Sekjen PDIP Hasto Ditetapkan Tersangka, Hal ini Pendapat Mahfud MD

JAKARTA – Mantan Menteri Koordinator Area Politik, Hukum, serta Keselamatan (Menko Polhukam) Mahfud MD menyingkap pengumuman terkait penetapan Sekretaris Jenderal (Sekjen) PDIP Hasto Kristiyanto sebagai terdakwa suap oleh Komisi Pemberantasan Korupsi (KPK). Hasto juga disangka merintangi penyidikan Harun Masiku.
Mahfud menegaskan, penetapan terdakwa Hasto merupakan kewenangan KPK sebagai institusi penegak hukum. Ia mempersilakan KPK menjalani tanggung jawab menegakan hukum secara transparan.
“Saya nggak punya pandangan (politisasi hukum). Itu wewenang KPK, wewenang penegak hukum. Biar dipertanggungjawabkan secara hukum, secara transparan,” kata Mahfud ketika ditemui dalam Kantor MMD Initiative, Jalan Kramat VI, DKI Jakarta Pusat, Kamis (26/12/2024).
Mahfud tak persoalkan beberapa orang pihak yang beranggapan tindakan hukum yang dimaksud sebagai bentuk politisasi hukum. Namun, ia menegaskan bahwa anggapan itu perlu di dalam pertanggungjawabkan terhadap publik. “Kalau itu dianggap politik, ya silakan aja dipertanggungjawabkan terhadap publik,” kata Mahfud.
Sebagai informasi, KPK menetapkan Sekjen PDIP, Hasto Kristiyanto sebagai terperiksa terkait perkara dugaan suap kemudian perintangan penyidikan di perkara Harun Masiku. Ketua KPK Setyo Budiyanto mengungkapkan peran Hasto merupakan pihak yang digunakan menentukan lokasi buronan Harun Masiku yang disebutkan progresif di dapil mana ketika pileg 2019 lalu.
“Saudara HK menempatkan Harun Masiku pada Dapil 1 Sumsel padahal Sdr.

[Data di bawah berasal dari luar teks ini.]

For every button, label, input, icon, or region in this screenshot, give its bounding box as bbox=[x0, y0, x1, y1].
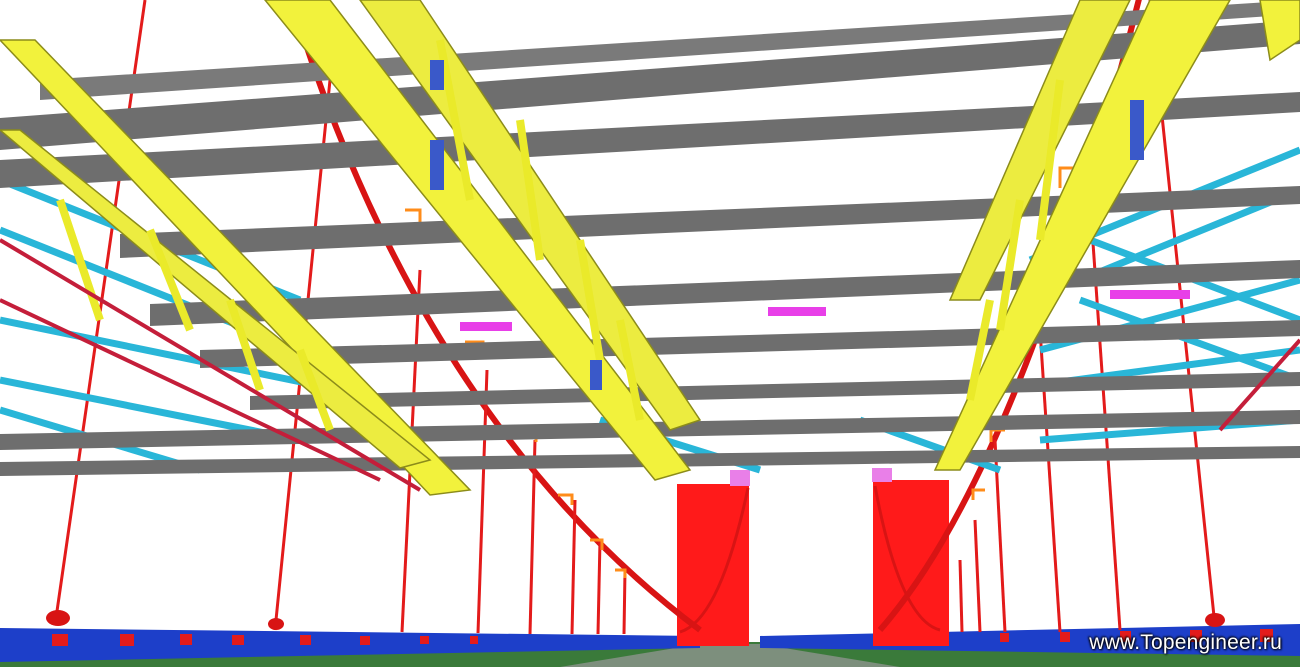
bridge-structure-render bbox=[0, 0, 1300, 667]
site-watermark: www.Topengineer.ru bbox=[1089, 631, 1282, 654]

Harun Masiku berasal dari Provinsi Sulawesi Selatan,” kata Setyo pada waktu konferensi pers penetapan terperiksa Hasto pada Gedung Merah Putih KPK, Selasa (24/12/2024).
Sementara Hasto, mengakses pengumuman usai ditetapkan sebagai terdakwa dugaan suap terhadap eks Komisioner KPU Wahyu Setiawan terkait pergantian antar-waktu Harun Masiku oleh KPK. Hasto mengatakan, pihaknya taat hukum.

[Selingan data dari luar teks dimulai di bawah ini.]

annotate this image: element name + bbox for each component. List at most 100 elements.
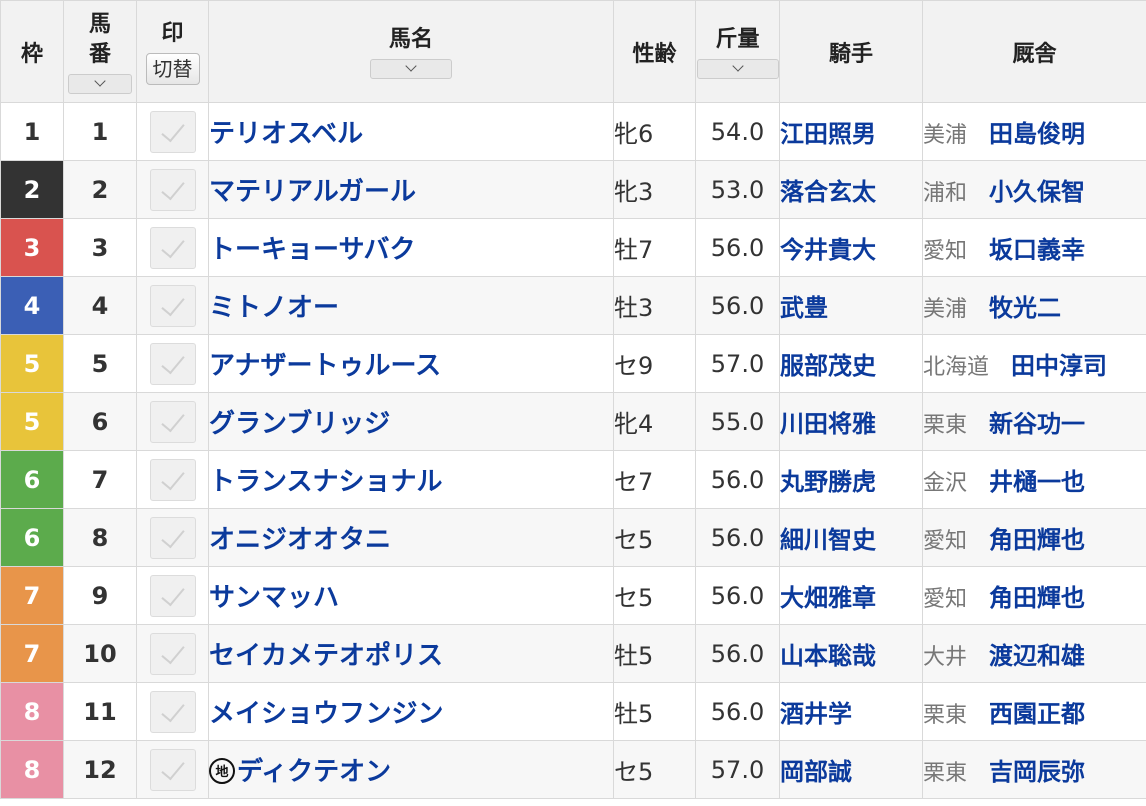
trainer-link[interactable]: 新谷功一	[989, 410, 1085, 438]
horse-name-link[interactable]: アナザートゥルース	[210, 351, 442, 381]
mark-checkbox[interactable]	[149, 690, 196, 733]
carried-weight: 56.0	[695, 508, 780, 567]
horse-name-cell[interactable]: トランスナショナル	[208, 450, 614, 509]
horse-name-cell[interactable]: サンマッハ	[208, 566, 614, 625]
trainer-link[interactable]: 牧光二	[989, 294, 1061, 322]
jockey-link[interactable]: 武豊	[781, 294, 829, 322]
umaban-sort-button[interactable]	[68, 73, 132, 94]
mark-toggle-button[interactable]: 切替	[145, 52, 200, 85]
stable-region: 栗東	[923, 413, 968, 438]
jockey-cell[interactable]: 丸野勝虎	[779, 450, 923, 509]
header-umaban-label-1: 馬	[88, 11, 111, 37]
mark-checkbox[interactable]	[149, 574, 196, 617]
jockey-cell[interactable]: 江田照男	[779, 102, 923, 161]
horse-name-cell[interactable]: 地ディクテオン	[208, 740, 614, 799]
mark-checkbox[interactable]	[149, 458, 196, 501]
jockey-link[interactable]: 酒井学	[781, 700, 853, 728]
horse-name-link[interactable]: サンマッハ	[210, 583, 340, 613]
stable-region: 愛知	[923, 239, 968, 264]
trainer-link[interactable]: 田島俊明	[989, 120, 1085, 148]
header-umaban-label-2: 番	[88, 41, 111, 67]
sex-age: 牝3	[613, 160, 696, 219]
mark-checkbox[interactable]	[149, 110, 196, 153]
horse-name-link[interactable]: トランスナショナル	[210, 467, 443, 497]
mark-checkbox[interactable]	[149, 400, 196, 443]
horse-name-cell[interactable]: アナザートゥルース	[208, 334, 614, 393]
chevron-down-icon	[731, 59, 744, 72]
table-row: 1 1 テリオスベル 牝6 54.0 江田照男 美浦 田島俊明	[0, 102, 1146, 161]
trainer-link[interactable]: 角田輝也	[989, 584, 1085, 612]
sex-age-label: 牡7	[614, 236, 654, 264]
horse-name-link[interactable]: セイカメテオポリス	[210, 641, 444, 671]
header-horse[interactable]: 馬名	[208, 0, 614, 103]
jockey-cell[interactable]: 酒井学	[779, 682, 923, 741]
horse-name-cell[interactable]: テリオスベル	[208, 102, 614, 161]
jockey-cell[interactable]: 大畑雅章	[779, 566, 923, 625]
sex-age-label: 牡5	[614, 700, 654, 728]
horse-name-cell[interactable]: トーキョーサバク	[208, 218, 614, 277]
jockey-cell[interactable]: 今井貴大	[779, 218, 923, 277]
mark-checkbox[interactable]	[149, 632, 196, 675]
sex-age-label: 牝6	[614, 120, 654, 148]
trainer-link[interactable]: 坂口義幸	[989, 236, 1085, 264]
jockey-link[interactable]: 岡部誠	[781, 758, 853, 786]
jockey-link[interactable]: 落合玄太	[781, 178, 877, 206]
jockey-link[interactable]: 大畑雅章	[781, 584, 877, 612]
sex-age: 牡3	[613, 276, 696, 335]
horse-name-link[interactable]: オニジオオタニ	[210, 525, 392, 555]
jockey-cell[interactable]: 落合玄太	[779, 160, 923, 219]
stable-region: 栗東	[923, 703, 968, 728]
jockey-link[interactable]: 山本聡哉	[781, 642, 877, 670]
header-umaban[interactable]: 馬 番	[63, 0, 137, 103]
trainer-link[interactable]: 吉岡辰弥	[989, 758, 1085, 786]
jockey-link[interactable]: 丸野勝虎	[781, 468, 877, 496]
mark-checkbox[interactable]	[149, 342, 196, 385]
mark-checkbox[interactable]	[149, 226, 196, 269]
jockey-link[interactable]: 細川智史	[781, 526, 877, 554]
horse-name-cell[interactable]: マテリアルガール	[208, 160, 614, 219]
horse-name-link[interactable]: テリオスベル	[210, 119, 364, 149]
horse-sort-button[interactable]	[370, 58, 452, 79]
jockey-link[interactable]: 服部茂史	[781, 352, 877, 380]
jockey-link[interactable]: 江田照男	[781, 120, 877, 148]
horse-number: 6	[63, 392, 137, 451]
horse-name-cell[interactable]: ミトノオー	[208, 276, 614, 335]
trainer-link[interactable]: 角田輝也	[989, 526, 1085, 554]
horse-name-link[interactable]: トーキョーサバク	[210, 235, 416, 265]
sex-age: セ7	[613, 450, 696, 509]
jockey-cell[interactable]: 川田将雅	[779, 392, 923, 451]
mark-checkbox[interactable]	[149, 284, 196, 327]
horse-name-cell[interactable]: セイカメテオポリス	[208, 624, 614, 683]
mark-checkbox[interactable]	[149, 748, 196, 791]
horse-name-link[interactable]: ミトノオー	[210, 293, 340, 323]
chevron-down-icon	[405, 59, 417, 72]
header-weight[interactable]: 斤量	[695, 0, 780, 103]
horse-name-link[interactable]: メイショウフンジン	[210, 699, 444, 729]
weight-sort-button[interactable]	[696, 58, 779, 79]
trainer-link[interactable]: 井樋一也	[989, 468, 1085, 496]
jockey-link[interactable]: 今井貴大	[781, 236, 877, 264]
trainer-link[interactable]: 渡辺和雄	[989, 642, 1085, 670]
horse-name-link[interactable]: ディクテオン	[237, 757, 391, 787]
jockey-cell[interactable]: 細川智史	[779, 508, 923, 567]
horse-name-cell[interactable]: メイショウフンジン	[208, 682, 614, 741]
trainer-link[interactable]: 田中淳司	[1011, 352, 1107, 380]
jockey-link[interactable]: 川田将雅	[781, 410, 877, 438]
carried-weight: 54.0	[695, 102, 780, 161]
jockey-cell[interactable]: 服部茂史	[779, 334, 923, 393]
horse-name-link[interactable]: マテリアルガール	[210, 177, 416, 207]
table-row: 7 9 サンマッハ セ5 56.0 大畑雅章 愛知 角田輝也	[0, 566, 1146, 625]
horse-number-label: 6	[91, 407, 109, 436]
trainer-link[interactable]: 西園正都	[989, 700, 1085, 728]
mark-checkbox[interactable]	[149, 168, 196, 211]
jockey-cell[interactable]: 岡部誠	[779, 740, 923, 799]
horse-name-cell[interactable]: グランブリッジ	[208, 392, 614, 451]
jockey-cell[interactable]: 山本聡哉	[779, 624, 923, 683]
jockey-cell[interactable]: 武豊	[779, 276, 923, 335]
carried-weight: 57.0	[695, 740, 780, 799]
trainer-link[interactable]: 小久保智	[989, 178, 1085, 206]
horse-name-cell[interactable]: オニジオオタニ	[208, 508, 614, 567]
mark-checkbox[interactable]	[149, 516, 196, 559]
horse-name-link[interactable]: グランブリッジ	[210, 409, 391, 439]
carried-weight: 56.0	[695, 450, 780, 509]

“Setelah penetapan saya sebagai terdakwa oleh KPK, maka sikap dari PDI Perjuangan adalah menghormati langkah dari KPK. Kami adalah warga negara yang dimaksud taat hukum,” kata Hasto pada sebuah video yang digunakan diterima, Kamis (26/12/2024).
Dia mengatakan, PDI Perjuangan merupakan partai yang menjunjung tinggi supremasi hukum. Ia juga menyinggung perihal kritik yang digunakan disampaikannya tentang demokrasi yang harus ditegakkan.
“PDI Perjuangan adalah partai yang tersebut menjunjung tinggi supremasi hukum. Sejak awal ketika saya mengkritisi bagaimana demokrasi harus ditegakkan, bagaimana pengumuman rakyat bukan bisa jadi dikebiri, bagaimana negara hukum tak sanggup dimatikan, serta bagaimana mata kekuasaan yang dimaksud otoriter, yang menindas rakyatnya sendiri harus dihentikan,” katanya.